Pipe uses the system crontab to schedule automated pipeline runs. No external orchestrator needed.

Adding a schedule

Set the schedule.cron field in your pipeline YAML:

source:
  tap: tap-postgres
  config: /home/you/.dataspoc-pipe/sources/orders.json

destination:
  bucket: s3://my-datalake
  path: raw

incremental:
  enabled: true

schedule:
  cron: "0 */2 * * *"

The cron expression uses the standard 5-field format:

┌───────────── minute (0 - 59)
│ ┌───────────── hour (0 - 23)
│ │ ┌───────────── day of month (1 - 31)
│ │ │ ┌───────────── month (1 - 12)
│ │ │ │ ┌───────────── day of week (0 - 6, Sunday = 0)
│ │ │ │ │
* * * * *

Installing schedules

After configuring cron expressions in your pipeline YAMLs, install them into the system crontab:

dataspoc-pipe schedule install

  Installed: orders (0 */2 * * *)
  Installed: customers (30 1 * * *)

2 schedule(s) installed.

This scans all pipelines for schedule.cron values and creates or updates crontab entries. Pipelines without a cron expression are skipped.

Removing schedules

To remove all dataspoc-pipe entries from your crontab:

dataspoc-pipe schedule remove

  Removed: dataspoc-pipe:orders
  Removed: dataspoc-pipe:customers

2 schedule(s) removed.

Common cron expressions

Expression	Description
`0 * * * *`	Every hour, on the hour
`0 /2 * *`	Every 2 hours
`0 /6 * *`	Every 6 hours
`30 1 * * *`	Daily at 01:30
`0 0 * * *`	Daily at midnight
`0 8 * * 1-5`	Weekdays at 08:00
`0 0 * * 0`	Weekly on Sunday at midnight
`0 0 1 * *`	First day of each month at midnight
`/15 * * *`	Every 15 minutes

Overlap prevention with flock

Each scheduled run uses flock to prevent overlapping executions. If a pipeline is still running when the next scheduled trigger fires, the new run is skipped silently.

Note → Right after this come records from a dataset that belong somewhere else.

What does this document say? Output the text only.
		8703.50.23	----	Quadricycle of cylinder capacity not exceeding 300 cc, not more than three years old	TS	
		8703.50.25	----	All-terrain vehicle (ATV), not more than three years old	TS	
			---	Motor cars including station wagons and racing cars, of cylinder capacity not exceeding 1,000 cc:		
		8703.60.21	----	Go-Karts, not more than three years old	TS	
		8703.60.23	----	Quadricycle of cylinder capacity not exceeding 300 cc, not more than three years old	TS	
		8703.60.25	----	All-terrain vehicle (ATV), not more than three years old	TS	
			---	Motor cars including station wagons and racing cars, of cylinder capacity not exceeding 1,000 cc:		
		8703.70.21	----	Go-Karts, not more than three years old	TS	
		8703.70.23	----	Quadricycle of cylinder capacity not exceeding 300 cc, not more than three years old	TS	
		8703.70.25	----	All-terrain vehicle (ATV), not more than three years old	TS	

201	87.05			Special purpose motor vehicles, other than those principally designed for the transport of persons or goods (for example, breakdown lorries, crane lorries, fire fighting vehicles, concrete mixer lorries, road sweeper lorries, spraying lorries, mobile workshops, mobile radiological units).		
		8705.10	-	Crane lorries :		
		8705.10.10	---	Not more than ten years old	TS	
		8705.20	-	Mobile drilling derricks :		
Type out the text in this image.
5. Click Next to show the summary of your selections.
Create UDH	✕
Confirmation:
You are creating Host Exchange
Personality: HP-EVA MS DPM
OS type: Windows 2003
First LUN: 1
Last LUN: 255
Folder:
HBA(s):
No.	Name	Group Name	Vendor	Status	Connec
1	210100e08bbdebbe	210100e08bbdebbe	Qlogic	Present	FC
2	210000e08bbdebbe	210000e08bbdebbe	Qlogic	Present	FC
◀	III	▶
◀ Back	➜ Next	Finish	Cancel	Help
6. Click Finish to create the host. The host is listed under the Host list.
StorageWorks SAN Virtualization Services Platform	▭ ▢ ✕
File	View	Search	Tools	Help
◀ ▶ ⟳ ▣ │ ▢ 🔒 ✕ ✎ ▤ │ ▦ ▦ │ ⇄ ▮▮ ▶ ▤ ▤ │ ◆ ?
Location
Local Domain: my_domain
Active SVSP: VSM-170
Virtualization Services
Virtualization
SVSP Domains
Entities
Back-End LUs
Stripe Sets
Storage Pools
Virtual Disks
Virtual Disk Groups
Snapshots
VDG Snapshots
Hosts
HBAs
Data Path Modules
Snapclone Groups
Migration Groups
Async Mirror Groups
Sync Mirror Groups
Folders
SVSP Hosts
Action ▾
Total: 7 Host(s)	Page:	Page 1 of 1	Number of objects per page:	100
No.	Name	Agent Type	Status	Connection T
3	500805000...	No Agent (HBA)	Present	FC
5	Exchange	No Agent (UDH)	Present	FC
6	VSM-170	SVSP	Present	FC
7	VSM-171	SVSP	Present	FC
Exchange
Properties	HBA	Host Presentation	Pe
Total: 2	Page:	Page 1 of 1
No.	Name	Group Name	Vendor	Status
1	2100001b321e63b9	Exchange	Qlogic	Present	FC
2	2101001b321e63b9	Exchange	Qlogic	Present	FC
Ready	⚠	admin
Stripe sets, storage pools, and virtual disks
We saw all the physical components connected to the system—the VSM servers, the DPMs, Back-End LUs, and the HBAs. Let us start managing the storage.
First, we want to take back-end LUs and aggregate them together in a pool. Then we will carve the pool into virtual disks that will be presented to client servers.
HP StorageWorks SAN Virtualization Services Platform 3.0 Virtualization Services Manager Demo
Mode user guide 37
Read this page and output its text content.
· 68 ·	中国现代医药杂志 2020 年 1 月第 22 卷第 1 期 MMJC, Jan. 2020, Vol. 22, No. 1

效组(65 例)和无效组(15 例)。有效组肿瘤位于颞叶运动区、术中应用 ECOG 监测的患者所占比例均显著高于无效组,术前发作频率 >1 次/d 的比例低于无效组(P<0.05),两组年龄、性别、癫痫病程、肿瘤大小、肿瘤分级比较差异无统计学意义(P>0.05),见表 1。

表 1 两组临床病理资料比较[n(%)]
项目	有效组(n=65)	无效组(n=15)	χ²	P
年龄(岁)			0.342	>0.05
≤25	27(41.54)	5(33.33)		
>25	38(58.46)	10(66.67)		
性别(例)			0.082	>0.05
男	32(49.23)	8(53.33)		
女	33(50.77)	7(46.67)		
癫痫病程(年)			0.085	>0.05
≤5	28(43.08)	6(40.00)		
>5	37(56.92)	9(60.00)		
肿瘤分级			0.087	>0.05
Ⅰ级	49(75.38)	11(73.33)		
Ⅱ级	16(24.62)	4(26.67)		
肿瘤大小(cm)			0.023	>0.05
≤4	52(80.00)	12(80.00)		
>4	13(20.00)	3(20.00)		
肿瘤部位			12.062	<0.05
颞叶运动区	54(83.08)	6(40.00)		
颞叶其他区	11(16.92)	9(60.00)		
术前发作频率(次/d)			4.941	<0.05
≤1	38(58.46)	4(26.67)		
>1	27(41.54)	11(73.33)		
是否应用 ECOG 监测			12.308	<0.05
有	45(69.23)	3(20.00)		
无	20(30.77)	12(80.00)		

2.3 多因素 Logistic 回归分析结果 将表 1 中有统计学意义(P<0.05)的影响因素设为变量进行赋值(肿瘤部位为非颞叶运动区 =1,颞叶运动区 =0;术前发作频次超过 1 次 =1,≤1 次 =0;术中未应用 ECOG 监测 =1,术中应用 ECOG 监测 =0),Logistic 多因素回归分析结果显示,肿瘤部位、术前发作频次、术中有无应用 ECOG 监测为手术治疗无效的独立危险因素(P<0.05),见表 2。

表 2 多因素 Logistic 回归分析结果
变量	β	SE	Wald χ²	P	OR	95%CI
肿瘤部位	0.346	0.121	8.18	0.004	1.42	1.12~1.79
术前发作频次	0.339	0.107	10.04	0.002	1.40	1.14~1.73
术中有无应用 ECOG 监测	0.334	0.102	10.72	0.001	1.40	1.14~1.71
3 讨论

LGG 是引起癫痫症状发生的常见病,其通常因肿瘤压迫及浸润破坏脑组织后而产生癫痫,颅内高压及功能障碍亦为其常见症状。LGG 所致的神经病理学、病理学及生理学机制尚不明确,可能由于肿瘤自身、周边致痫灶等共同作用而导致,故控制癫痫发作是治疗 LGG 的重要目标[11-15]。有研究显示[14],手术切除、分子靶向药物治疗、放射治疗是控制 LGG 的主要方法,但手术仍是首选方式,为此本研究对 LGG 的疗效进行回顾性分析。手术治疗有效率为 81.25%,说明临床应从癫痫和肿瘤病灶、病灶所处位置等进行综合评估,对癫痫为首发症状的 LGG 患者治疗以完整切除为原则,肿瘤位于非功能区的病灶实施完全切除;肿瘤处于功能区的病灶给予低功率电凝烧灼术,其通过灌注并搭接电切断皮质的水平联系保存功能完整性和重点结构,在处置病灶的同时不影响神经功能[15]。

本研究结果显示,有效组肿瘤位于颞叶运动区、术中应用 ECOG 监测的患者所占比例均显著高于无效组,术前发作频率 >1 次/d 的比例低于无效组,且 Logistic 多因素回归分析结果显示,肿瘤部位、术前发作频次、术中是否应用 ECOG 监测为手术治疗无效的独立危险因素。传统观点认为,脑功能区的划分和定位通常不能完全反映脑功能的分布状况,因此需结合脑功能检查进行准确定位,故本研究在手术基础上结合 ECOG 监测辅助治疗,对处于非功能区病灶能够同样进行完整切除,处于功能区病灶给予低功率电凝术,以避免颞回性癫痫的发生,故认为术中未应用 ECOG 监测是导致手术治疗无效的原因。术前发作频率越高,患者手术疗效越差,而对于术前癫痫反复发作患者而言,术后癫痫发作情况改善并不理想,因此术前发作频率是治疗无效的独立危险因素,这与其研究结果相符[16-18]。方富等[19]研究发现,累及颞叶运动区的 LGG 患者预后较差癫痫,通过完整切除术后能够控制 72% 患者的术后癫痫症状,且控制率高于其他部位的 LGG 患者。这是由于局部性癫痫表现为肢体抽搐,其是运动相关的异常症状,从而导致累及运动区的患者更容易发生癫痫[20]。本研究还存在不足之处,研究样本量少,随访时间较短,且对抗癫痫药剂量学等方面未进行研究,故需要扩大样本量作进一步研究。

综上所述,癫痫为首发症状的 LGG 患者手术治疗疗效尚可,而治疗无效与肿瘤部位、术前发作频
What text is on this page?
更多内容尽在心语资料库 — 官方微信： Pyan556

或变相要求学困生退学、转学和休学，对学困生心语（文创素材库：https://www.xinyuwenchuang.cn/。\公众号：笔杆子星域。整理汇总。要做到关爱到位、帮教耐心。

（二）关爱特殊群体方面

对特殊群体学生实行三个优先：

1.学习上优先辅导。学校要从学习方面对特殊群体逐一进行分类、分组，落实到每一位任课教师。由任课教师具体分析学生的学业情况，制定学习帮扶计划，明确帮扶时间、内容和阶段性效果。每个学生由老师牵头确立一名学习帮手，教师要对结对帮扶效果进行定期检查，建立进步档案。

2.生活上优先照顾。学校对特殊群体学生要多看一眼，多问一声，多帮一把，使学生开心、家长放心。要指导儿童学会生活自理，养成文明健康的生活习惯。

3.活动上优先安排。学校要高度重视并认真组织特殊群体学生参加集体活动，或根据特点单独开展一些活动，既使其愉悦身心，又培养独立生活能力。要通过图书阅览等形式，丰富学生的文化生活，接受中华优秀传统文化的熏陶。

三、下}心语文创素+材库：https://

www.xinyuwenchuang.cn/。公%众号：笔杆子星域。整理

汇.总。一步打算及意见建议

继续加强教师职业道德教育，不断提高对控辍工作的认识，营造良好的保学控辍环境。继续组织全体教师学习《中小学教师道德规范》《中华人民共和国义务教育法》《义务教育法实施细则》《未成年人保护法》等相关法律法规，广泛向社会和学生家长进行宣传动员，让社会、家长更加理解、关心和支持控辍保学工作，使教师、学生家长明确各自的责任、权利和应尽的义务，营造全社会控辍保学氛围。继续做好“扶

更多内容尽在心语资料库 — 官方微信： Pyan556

The generated crontab entry looks like:

# dataspoc-pipe:orders
0 */2 * * * flock -n /tmp/dataspoc-pipe-orders.lock /usr/local/bin/dataspoc-pipe run orders

The lock file is stored at /tmp/dataspoc-pipe-<pipeline>.lock.

Requirements

Scheduling uses the python-crontab package, which is included in Pipe’s default dependencies. The flock command is available on all Linux and macOS systems.

Tips

Combine scheduling with incremental extraction for efficient recurring pipelines. Each run only fetches new data.
Use dataspoc-pipe status to monitor scheduled runs:

dataspoc-pipe status

                   Pipelines
┌───────────┬─────────────────────┬─────────┬──────────┬─────────┐
│ Pipeline  │ Last Run            │ Status  │ Duration │ Records │
├───────────┼─────────────────────┼─────────┼──────────┼─────────┤
│ orders    │ 2025-01-20T14:00:00 │ success │ 3.2s     │ 450     │
│ customers │ 2025-01-20T01:30:00 │ success │ 12.5s    │ 8,200   │
└───────────┴─────────────────────┴─────────┴──────────┴─────────┘

Check system logs if a scheduled run does not appear in status:

grep dataspoc-pipe /var/log/syslog